Application Factories
=====================

If you are already using packages and modules for your application
(:ref:`packages`) there are a couple of really nice ways to further improve
the experience.  A common pattern is creating the application object when
the module is imported.  But if you move the creation of this object,
into a function, you can then create multiple instances of this and later.

So why would you want to do this?

1.  Testing.  You can have instances of the application with different
    settings to test every case.
2.  Multiple instances.  Imagine you want to run different versions of the
    same application.  Of course you could have multiple instances with
    different configs set up in your webserver, but if you use factories,
    you can have multiple instances of the same application running in the
    same application process which can be handy.

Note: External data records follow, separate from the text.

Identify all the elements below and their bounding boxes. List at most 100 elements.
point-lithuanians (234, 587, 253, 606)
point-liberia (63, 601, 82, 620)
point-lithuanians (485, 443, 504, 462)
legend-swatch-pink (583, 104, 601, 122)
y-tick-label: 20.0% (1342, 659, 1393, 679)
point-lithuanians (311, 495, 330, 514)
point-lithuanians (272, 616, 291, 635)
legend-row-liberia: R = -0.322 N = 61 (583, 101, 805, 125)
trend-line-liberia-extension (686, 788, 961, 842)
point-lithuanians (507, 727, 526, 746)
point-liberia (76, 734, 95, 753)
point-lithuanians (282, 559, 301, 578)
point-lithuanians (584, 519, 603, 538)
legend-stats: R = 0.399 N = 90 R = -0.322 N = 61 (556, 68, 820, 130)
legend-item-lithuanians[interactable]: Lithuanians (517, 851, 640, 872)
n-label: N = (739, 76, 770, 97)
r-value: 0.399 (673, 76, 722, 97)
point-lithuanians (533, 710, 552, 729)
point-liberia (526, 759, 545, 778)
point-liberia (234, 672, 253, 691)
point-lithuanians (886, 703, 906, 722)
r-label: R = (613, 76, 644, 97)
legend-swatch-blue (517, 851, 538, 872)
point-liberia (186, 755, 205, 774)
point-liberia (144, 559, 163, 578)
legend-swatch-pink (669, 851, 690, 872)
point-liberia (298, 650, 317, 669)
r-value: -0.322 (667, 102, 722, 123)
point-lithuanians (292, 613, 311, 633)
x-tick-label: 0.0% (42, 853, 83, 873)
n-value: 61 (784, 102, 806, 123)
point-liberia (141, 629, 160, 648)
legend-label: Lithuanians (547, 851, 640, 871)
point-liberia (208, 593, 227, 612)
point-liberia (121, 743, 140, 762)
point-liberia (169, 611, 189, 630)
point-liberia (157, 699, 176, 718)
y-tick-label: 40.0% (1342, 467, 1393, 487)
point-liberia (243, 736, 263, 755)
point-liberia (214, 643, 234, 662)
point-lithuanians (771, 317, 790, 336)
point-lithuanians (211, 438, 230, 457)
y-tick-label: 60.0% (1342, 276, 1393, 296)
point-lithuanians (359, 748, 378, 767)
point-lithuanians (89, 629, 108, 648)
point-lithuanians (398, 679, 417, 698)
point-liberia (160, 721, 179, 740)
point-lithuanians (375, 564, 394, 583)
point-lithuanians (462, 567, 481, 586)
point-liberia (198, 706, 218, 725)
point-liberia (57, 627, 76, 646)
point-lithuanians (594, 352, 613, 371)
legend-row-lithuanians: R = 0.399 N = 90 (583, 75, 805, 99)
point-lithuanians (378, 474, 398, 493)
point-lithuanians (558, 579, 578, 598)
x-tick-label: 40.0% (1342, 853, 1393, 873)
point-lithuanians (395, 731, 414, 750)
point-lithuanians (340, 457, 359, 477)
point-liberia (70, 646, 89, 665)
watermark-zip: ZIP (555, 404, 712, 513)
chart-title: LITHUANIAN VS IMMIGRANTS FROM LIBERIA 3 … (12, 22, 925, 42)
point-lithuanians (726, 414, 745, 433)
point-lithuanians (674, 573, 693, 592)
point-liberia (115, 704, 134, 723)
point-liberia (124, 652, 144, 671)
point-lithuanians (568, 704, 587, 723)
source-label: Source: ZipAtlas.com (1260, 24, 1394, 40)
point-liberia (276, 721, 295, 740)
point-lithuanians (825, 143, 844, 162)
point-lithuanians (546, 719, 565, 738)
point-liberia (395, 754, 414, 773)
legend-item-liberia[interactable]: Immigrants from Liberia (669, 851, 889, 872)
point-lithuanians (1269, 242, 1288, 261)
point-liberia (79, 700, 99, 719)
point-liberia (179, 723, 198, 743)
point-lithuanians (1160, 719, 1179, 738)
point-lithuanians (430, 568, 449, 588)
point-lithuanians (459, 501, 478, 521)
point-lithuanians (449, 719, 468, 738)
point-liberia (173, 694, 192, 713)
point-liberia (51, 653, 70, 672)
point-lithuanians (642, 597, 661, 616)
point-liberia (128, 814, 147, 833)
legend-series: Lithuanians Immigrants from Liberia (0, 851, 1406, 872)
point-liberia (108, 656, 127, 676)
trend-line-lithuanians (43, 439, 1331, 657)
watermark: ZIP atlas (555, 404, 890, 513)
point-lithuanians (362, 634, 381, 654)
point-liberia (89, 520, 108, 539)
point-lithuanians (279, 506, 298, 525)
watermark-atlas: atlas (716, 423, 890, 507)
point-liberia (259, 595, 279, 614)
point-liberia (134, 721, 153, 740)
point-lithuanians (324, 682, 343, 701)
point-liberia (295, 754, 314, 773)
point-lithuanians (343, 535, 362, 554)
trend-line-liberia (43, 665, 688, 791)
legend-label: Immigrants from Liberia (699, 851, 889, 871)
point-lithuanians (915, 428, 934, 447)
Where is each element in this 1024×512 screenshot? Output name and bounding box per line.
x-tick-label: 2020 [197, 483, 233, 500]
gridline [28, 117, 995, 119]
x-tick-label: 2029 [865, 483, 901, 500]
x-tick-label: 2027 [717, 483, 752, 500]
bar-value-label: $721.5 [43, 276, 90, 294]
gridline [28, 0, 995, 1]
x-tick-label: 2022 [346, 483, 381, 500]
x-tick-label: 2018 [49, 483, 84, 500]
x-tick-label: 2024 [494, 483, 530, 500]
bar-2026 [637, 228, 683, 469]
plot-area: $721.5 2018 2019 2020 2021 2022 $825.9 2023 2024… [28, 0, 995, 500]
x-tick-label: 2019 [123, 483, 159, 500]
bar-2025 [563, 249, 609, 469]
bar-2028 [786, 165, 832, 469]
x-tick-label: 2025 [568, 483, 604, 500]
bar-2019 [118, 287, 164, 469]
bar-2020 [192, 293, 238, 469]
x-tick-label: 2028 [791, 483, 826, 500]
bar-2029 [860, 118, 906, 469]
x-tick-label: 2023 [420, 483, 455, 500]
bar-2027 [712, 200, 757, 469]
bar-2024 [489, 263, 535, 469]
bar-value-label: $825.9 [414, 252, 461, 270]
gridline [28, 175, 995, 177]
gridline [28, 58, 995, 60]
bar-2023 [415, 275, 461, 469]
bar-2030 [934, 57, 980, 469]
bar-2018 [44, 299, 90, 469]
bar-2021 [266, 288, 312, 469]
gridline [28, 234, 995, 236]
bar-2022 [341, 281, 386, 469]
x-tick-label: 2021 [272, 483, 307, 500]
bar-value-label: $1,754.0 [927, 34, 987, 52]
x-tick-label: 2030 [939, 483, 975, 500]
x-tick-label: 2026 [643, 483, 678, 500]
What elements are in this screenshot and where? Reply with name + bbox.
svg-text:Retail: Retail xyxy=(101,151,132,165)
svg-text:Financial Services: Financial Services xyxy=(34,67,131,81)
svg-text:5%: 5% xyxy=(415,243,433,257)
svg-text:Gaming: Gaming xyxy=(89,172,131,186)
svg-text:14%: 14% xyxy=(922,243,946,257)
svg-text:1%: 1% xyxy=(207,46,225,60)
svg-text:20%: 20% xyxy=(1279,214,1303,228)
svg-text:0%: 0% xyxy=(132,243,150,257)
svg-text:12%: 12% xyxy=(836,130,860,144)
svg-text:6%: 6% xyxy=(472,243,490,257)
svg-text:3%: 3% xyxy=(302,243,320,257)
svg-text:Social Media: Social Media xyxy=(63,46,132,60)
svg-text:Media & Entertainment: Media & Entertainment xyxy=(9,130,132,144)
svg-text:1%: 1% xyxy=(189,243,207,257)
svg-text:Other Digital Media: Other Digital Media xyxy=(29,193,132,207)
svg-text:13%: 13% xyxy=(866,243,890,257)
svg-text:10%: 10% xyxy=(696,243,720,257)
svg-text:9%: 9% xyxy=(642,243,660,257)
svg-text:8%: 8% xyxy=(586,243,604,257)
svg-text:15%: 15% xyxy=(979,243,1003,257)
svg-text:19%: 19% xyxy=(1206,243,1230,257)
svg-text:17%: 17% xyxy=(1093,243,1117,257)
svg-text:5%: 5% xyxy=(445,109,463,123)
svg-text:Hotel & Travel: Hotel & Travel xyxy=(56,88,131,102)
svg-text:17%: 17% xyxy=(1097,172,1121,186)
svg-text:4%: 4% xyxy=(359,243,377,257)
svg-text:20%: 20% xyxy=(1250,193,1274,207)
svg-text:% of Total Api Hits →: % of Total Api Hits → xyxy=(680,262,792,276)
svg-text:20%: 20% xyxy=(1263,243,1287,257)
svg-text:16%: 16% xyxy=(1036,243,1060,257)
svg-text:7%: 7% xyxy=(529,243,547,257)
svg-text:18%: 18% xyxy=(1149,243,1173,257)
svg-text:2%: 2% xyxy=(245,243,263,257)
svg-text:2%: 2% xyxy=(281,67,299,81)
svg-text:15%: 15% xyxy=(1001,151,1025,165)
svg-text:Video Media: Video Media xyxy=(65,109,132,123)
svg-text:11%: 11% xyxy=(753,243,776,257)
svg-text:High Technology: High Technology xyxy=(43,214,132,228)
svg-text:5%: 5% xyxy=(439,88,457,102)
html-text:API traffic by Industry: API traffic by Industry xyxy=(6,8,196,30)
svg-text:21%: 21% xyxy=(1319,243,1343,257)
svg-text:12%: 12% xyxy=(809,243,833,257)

So how would you then actually implement that?

Basic Factories
---------------

The idea is to set up the application in a function.  Like this::

    def create_app(config_filename):
        app = Flask(__name__)
        app.config.from_pyfile(config_filename)

        from yourapplication.views.admin import admin
        from yourapplication.views.frontend import frontend
        app.register_module(admin)
        app.register_module(frontend)

        return app

The downside is that you cannot use the application object in the modules
at import time.  You can however use it from within a request.  How do you
get access the application with the config?  Use
:data:`~flask.current_app`::

    from flask import current_app, Module, render_template
    admin = Module(__name__, url_prefix='/admin')

    @admin.route('/')
    def index():
        return render_template(current_app.config['INDEX_TEMPLATE'])

Here we look up the name of a template in the config.

Using Applications
------------------

So to use such an application you then have to create the application
first.  Here an example `run.py` file that runs such an application::

    from yourapplication import create_app
    app = create_app('/path/to/config.cfg')
    app.run()

Factory Improvements
--------------------

The factory function from above is not very clever so far, you can improve
it.  The following changes are straightforward and possible:

1.  make it possible to pass in configuration values for unittests so that
    you don't have to create config files on the filesystem
2.  call a function from a module when the application is setting up so
    that you have a place to modify attributes of the application (like
    hooking in before / after request handlers etc.)
3.  Add in WSGI middlewares when the application is creating if necessary.